Save the Art Barn: UTD must learn value of culture, history to create community, identity found at top universities

Christopher Wang The Visual Arts Building, better known as the Art Barn, risks being eliminated as part of the university. The 35-year-old structure has forged an identity that is unique among such a young campus. Its supporters call for renovation rather than closure.

A roaring mob of students form a wall around the Art Barn just as the wrecking ball is about to swing …

OK, perhaps the protests for the Visual Art Building’s preservation have not been quite so cinematic, but here’s why people should pay attention.

The 35-year-old structure, most commonly called the Art Barn, is in danger of losing its presence forever on campus. A presence that has fostered creativity and freedom, collaboration and risk-taking, and has formed a culture and heritage at a young university that’s just starting to discover how valuable history can be.

Though the university has yet to formally confirm its closure of the Art Barn, word has been going around, and it’s not just rumors.

While the decision will ultimately be made by UTD President David Daniel, Dean of Arts and Humanities Dennis Kratz said in an email to The Mercury, “After examining all the evidence, I am of the opinion that the Art Barn does not have a long range future, and I believe it is the correct decision both to close it now and to take immediate steps to minimize any disruption to our student exhibitions and the fall academic schedule.”

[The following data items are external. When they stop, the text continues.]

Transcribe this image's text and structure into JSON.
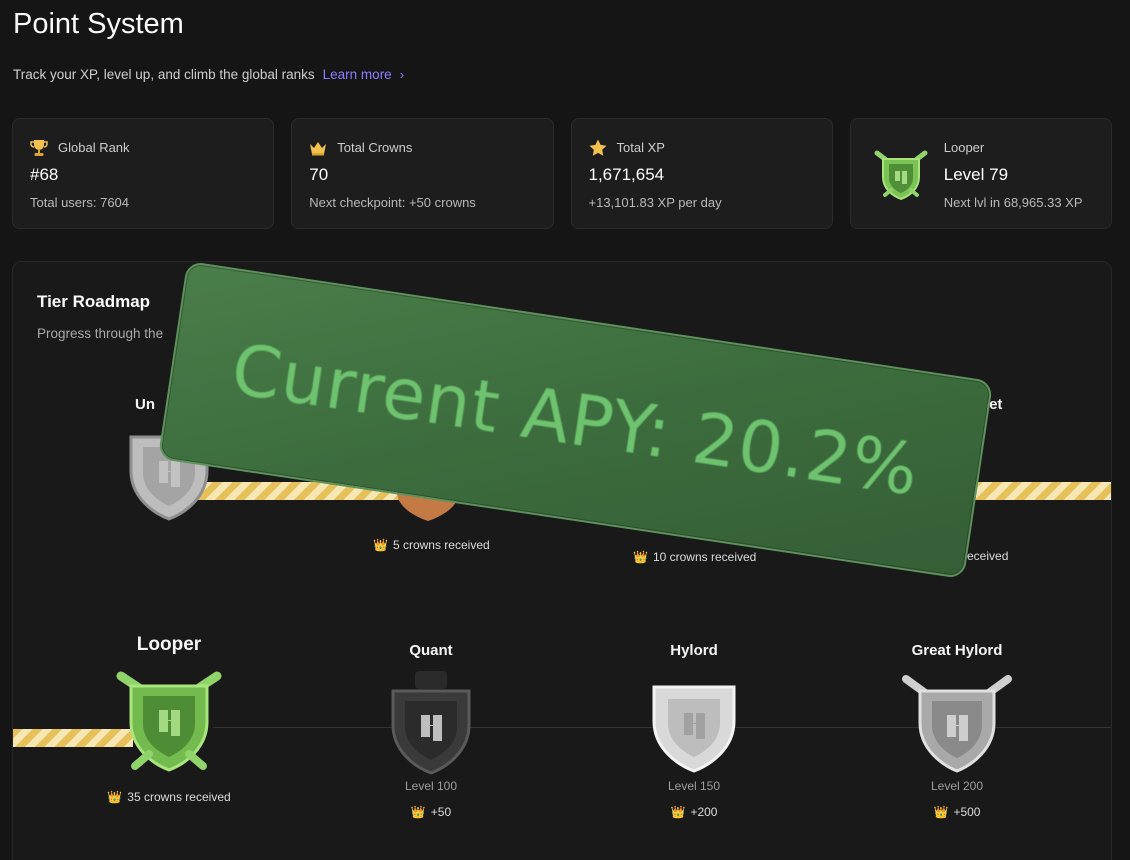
{
  "header": {
    "title": "Point System",
    "subtitle": "Track your XP, level up, and climb the global ranks",
    "learn_more": "Learn more",
    "chevron": "›"
  },
  "stats": [
    {
      "label": "Global Rank",
      "value": "#68",
      "sub": "Total users: 7604",
      "icon": "trophy-icon"
    },
    {
      "label": "Total Crowns",
      "value": "70",
      "sub": "Next checkpoint: +50 crowns",
      "icon": "crown-icon"
    },
    {
      "label": "Total XP",
      "value": "1,671,654",
      "sub": "+13,101.83 XP per day",
      "icon": "star-icon"
    },
    {
      "label": "Looper",
      "value": "Level 79",
      "sub": "Next lvl in 68,965.33 XP",
      "icon": "looper-shield-icon"
    }
  ],
  "roadmap": {
    "title": "Tier Roadmap",
    "subtitle": "Progress through the",
    "row1": [
      {
        "name": "Un",
        "crowns": ""
      },
      {
        "name": "",
        "crowns": "5 crowns received"
      },
      {
        "name": "",
        "crowns": "10 crowns received"
      },
      {
        "name": "Great Manlet",
        "crowns": "eceived"
      }
    ],
    "row2": [
      {
        "name": "Looper",
        "crowns": "35 crowns received",
        "level": "",
        "reward": ""
      },
      {
        "name": "Quant",
        "crowns": "",
        "level": "Level 100",
        "reward": "+50"
      },
      {
        "name": "Hylord",
        "crowns": "",
        "level": "Level 150",
        "reward": "+200"
      },
      {
        "name": "Great Hylord",
        "crowns": "",
        "level": "Level 200",
        "reward": "+500"
      }
    ]
  },
  "overlay": {
    "text": "Current APY: 20.2%"
  },
  "colors": {
    "accent": "#8a7dff",
    "track": "#e6c159",
    "overlay": "#3f6f40"
  }
}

Closing the building of course is necessary in any course of action, as an inspection this semester revealed that the Art Barn would need a lot of work to come up to health and safety codes. But the fear among students, alumni and supporters is not that the building will be temporarily shut down, but that once it does, its doors will never again be opened.

Kratz said there is no talk about demolishing the building at this time, but what is most important to understand about this subject is that the “now” factor isn’t important.

Students can be appeased if they hear that a smoke-free policy will be implemented in five years, because even if they’re voting on the matter, it won’t affect them. Similarly, we’re told there are going to be more great on-campus dining options, but what do I care if I’ve already graduated?

The reason this issue has been blowing up since the band Anamanaguchi endorsed “Save the Art Barn” at the jam-packed gallery space on April 17 is because it transcends personal conveniences.

The new Arts & Technology Building can take care of most of what UTD artists need to function right now. And if it can’t, the university can always build something else. But it can’t build history.

It can’t build those 3 a.m. nights searching for inspiration in what had been a sanctuary to so many students who had come before. It can’t build the old floors that are literally covered in accidents, experiments and the unbound efforts of those priceless projects that were made. It can’t build the walls that hold so many memories.

The reason the top universities are so great is because they hold onto their identity. They use monuments to tie them to their roots while they shoot for the stars with remarkable innovation. It’s easy to see prime real estate such as where the Art Barn exists and have visions of ground-up grandeur like a new, shiny toy, but people are always going to want to return to their symbolic torn-up blanky.

A tear down and rebuild platform cannot tie together past, present and future Comets. Our young university must realize that its value is in its history. If it wants to go in a new direction, then it must learn how to incorporate the old with the new. Whatever monetary costs it might take, the payoff of having an alumni and student base who can identify with and share a culture that they know will value their place on campus even after they leave, is worth far more.

A decision has not been made, but it should be: Save the Art Barn.